The notebook pipeline:

Raw customer dataset
        │
        ▼
Understand columns and target variable
        │
        ▼
EDA (distribution, correlation, churn patterns)
        │
        ▼
Drop irrelevant columns
        │
        ▼
Outlier handling + categorical encoding + scaling
        │
        ▼
Train / test split
        │
        ▼
Baseline neural network (SGD)
        │
        ▼
Improved neural network (Adam)
        │
        ▼
Dropout regularization
        │
        ▼
Hyperparameter tuning
        │
        ▼
SMOTE for class imbalance
        │
        ▼
Compare models and choose final approach

Part 1: What the Business Problem Actually Is

The Concept

A churn model predicts the probability that a customer will stop using the bank.

That matters because retaining an existing customer is usually cheaper than acquiring a new one. If the bank can identify customers who are likely to leave, it can intervene early with:

retention offers
service recovery
relationship-manager outreach
cross-sell or product-bundle strategies
customer experience improvements

The Data-Science Framing

This is a binary classification problem.

For each customer, I observe a vector of features:

x = [credit score, geography, gender, age, tenure, balance, ...]
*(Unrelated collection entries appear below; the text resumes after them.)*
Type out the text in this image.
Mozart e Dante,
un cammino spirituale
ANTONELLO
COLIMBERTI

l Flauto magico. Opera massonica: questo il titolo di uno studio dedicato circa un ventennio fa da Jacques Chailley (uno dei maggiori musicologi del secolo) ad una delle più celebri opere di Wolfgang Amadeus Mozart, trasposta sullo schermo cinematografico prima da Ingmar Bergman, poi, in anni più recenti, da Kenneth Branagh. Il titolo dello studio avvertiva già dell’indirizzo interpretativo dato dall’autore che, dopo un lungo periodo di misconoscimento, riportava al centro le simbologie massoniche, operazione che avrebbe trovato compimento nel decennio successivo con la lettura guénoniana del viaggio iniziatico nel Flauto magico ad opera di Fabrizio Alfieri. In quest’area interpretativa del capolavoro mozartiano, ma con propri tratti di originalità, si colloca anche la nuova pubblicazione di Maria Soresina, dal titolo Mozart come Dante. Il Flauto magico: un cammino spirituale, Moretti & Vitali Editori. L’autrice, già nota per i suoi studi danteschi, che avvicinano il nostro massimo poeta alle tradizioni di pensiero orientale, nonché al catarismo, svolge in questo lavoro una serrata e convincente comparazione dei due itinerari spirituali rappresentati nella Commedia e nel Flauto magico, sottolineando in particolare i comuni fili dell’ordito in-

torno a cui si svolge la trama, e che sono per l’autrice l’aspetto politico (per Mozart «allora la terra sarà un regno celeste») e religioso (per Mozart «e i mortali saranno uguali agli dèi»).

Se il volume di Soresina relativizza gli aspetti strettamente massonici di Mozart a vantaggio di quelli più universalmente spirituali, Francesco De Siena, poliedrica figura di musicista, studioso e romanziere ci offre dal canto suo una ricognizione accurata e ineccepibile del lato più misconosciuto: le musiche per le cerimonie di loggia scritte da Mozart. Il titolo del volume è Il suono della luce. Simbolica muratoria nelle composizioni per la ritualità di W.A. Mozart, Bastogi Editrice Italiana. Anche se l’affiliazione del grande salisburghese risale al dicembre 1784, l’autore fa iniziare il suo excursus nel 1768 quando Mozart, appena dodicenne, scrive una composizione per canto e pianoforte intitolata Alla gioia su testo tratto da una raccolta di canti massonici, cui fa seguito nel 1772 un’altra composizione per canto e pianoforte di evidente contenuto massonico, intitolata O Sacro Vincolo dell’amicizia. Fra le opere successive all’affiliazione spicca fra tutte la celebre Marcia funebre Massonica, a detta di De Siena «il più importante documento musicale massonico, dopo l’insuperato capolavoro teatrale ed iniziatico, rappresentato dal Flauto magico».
The model outputs a probability:

P(Exited = 1 | x)

That probability is then converted into a decision, such as:

high-risk churner
medium-risk churner
low-risk churner

Why This Matters for Interviews

This project is not just about churn.

It is also a clean way to explain:

what a target variable is
what a feature vector is
why classification is different from regression
how a probability becomes a business decision
why the wrong metric can lead to the wrong model choice

These are foundational ideas across almost all machine-learning roles.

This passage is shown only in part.